There is potential terror in the concept of parents certainly turning on their children. Early on, the film even seems to be trying to comment on how offspring can drive their parents up a wall on occasion. However, that more or less flies out of the window when the chaos and carnage begins. When Mom and Dad begins with 1970s style opening titles, it’s obvious the route Taylor is hoping to go in. Yet the movie doesn’t become truly funny or truly shocking. It’s just sort of there as it moves from one set-piece to another. Taylor does deserve credit for not feeling the need to explain everything. Like some zombie films out there, no attempt is being made to scientifically explain the parents’ sudden want to kill their children and that’s perfectly fine.

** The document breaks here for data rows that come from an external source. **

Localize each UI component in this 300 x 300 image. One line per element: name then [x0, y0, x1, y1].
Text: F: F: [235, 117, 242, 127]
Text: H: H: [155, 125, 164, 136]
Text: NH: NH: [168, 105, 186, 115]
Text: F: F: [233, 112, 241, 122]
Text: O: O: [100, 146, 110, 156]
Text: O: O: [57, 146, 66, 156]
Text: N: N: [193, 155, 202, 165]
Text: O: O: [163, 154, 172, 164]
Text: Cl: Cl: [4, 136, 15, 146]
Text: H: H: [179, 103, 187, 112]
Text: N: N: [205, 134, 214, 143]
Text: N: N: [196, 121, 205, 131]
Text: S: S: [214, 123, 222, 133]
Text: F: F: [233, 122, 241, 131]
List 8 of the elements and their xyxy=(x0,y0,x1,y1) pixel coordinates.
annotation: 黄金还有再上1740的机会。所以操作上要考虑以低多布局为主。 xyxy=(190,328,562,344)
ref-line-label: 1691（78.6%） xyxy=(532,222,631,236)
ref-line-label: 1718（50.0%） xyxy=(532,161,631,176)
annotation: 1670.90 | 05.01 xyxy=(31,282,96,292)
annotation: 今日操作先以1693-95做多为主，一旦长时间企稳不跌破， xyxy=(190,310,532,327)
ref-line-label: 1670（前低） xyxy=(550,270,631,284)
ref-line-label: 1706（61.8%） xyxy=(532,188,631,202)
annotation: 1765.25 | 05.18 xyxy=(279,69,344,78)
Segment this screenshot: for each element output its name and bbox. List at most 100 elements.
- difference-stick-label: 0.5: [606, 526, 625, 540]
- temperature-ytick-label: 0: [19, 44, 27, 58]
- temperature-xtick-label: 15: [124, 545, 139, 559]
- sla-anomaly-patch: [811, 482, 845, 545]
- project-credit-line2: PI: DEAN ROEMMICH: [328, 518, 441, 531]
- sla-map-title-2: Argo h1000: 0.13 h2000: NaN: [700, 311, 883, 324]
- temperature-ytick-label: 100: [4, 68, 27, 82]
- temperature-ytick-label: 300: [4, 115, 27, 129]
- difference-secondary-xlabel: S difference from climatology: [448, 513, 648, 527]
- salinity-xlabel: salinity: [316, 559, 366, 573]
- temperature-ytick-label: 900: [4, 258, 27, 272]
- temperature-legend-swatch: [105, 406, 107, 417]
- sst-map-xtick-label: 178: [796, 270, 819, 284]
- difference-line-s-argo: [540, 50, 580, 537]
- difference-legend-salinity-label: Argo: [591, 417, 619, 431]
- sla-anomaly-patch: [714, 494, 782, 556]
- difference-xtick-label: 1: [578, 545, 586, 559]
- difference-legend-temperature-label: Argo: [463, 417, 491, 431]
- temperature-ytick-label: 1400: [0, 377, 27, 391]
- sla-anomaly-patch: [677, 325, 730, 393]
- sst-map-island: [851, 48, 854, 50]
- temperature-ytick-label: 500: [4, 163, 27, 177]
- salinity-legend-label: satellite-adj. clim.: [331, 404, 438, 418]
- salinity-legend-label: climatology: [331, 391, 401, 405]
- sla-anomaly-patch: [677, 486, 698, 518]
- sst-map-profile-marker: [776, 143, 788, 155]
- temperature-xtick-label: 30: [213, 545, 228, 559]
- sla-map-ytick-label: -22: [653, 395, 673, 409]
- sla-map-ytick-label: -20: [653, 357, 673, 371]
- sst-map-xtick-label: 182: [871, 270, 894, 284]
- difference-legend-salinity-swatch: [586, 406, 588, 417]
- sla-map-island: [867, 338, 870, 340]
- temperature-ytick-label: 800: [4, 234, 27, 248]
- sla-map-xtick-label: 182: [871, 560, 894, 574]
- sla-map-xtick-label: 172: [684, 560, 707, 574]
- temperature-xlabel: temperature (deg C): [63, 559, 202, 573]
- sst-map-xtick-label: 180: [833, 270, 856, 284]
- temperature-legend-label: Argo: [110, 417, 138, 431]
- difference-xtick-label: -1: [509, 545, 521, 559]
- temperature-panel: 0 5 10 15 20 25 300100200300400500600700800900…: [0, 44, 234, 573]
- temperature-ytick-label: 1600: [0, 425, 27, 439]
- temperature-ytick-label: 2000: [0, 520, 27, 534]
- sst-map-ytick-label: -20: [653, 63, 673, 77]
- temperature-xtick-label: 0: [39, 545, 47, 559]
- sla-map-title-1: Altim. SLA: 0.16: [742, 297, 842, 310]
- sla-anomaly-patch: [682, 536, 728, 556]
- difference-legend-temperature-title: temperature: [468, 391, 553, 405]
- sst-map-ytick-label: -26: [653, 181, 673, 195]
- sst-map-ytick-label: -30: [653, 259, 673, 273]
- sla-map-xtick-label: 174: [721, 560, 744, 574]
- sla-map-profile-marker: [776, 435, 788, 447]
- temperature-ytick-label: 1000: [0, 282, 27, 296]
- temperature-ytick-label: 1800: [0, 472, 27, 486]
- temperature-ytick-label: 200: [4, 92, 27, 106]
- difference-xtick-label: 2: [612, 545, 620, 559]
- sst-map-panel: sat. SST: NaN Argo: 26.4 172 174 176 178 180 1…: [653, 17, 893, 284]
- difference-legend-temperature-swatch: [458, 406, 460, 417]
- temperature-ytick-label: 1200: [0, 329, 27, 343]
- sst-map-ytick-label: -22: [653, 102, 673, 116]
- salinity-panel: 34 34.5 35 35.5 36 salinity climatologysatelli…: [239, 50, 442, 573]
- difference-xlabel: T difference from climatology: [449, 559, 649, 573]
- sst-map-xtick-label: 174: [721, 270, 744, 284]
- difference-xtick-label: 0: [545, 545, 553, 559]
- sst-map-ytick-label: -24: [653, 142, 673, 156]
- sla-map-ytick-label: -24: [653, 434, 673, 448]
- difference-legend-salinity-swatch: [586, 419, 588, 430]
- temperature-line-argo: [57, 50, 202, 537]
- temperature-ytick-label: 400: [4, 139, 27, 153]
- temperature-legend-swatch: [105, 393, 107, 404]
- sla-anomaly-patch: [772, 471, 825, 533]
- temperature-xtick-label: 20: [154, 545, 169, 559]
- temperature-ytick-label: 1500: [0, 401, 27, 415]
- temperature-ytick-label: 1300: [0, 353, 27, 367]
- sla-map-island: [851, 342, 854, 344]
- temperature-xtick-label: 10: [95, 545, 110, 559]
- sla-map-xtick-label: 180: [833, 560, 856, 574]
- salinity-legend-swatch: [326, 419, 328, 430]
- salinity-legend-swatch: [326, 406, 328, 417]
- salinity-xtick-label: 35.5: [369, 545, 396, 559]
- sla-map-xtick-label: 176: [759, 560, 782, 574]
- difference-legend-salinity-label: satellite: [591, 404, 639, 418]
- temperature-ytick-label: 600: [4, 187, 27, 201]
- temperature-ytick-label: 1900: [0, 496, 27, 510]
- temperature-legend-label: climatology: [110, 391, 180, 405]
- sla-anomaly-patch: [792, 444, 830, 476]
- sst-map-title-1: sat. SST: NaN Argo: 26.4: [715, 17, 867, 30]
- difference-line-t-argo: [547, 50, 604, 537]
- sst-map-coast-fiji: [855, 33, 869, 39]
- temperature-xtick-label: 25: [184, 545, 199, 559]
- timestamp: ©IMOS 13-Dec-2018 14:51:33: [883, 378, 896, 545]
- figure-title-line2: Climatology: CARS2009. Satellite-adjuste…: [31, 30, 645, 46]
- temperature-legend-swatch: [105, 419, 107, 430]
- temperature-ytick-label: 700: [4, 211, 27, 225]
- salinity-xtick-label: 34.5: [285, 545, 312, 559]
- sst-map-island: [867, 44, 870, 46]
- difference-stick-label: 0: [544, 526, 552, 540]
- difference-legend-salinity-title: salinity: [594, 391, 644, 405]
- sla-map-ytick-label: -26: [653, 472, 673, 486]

At times, Daniel Pearl’s cinematography uses the steadicam to its advantage in showing the pristine suburban life of this family. However, a good chunk of the time, the camera moves uncontrollably and it becomes difficult to see what is happening. The shaky cam ultimately takes away from much of the terror. The actors do know how to handle the material, with Nicolas Cage going off his rocker as usual. Of course, Cage appears unhinged from the start. Selma Blair is impressive as she carefully makes the transition from tired mother to madwoman. Anne Winters also does a solid job as the teenage daughter, trying to make sense of all of this. Meanwhile, Lance Henriksen is fitting casting as Cage’s father.

The aforementioned use of flashbacks is odd. They add little to the story, other than to pad the short 83 minute runtime. The point may have been to contrast them with the more violent scenes that take up a large portion of the film, but they are jarring more than anything else. They mainly serve as back story for the characters we don’t really need. A few of the attempts at humour do land, primarily from Cage. He is one of those actors who is able to show a sudden change of expression and emotion and do it in a funny way. Occasionally, Cage’s hammy acting can harm a film and drag it to ridiculous levels. However, Mom and Dad is already ridiculous, so his approach fits.

Despite some moments of inspiration, Mom and Dad doesn’t quite stick the landing. It thankfully manages to avoid the bad taste that could come from a concept like this, primarily because of how over-the-top it is. However, maybe this would be better served as a short film. Mom and Dad does feel stretched out as it switches between well directed scenes and more hokey moments. Is Brian Taylor trying to make a commentary on parenthood? Most likely, but the overall message gets lost in the shuffle as it also attempts to make a humourous Roger Corman-style B-movie. One merely wishes there was a bit more under the surface.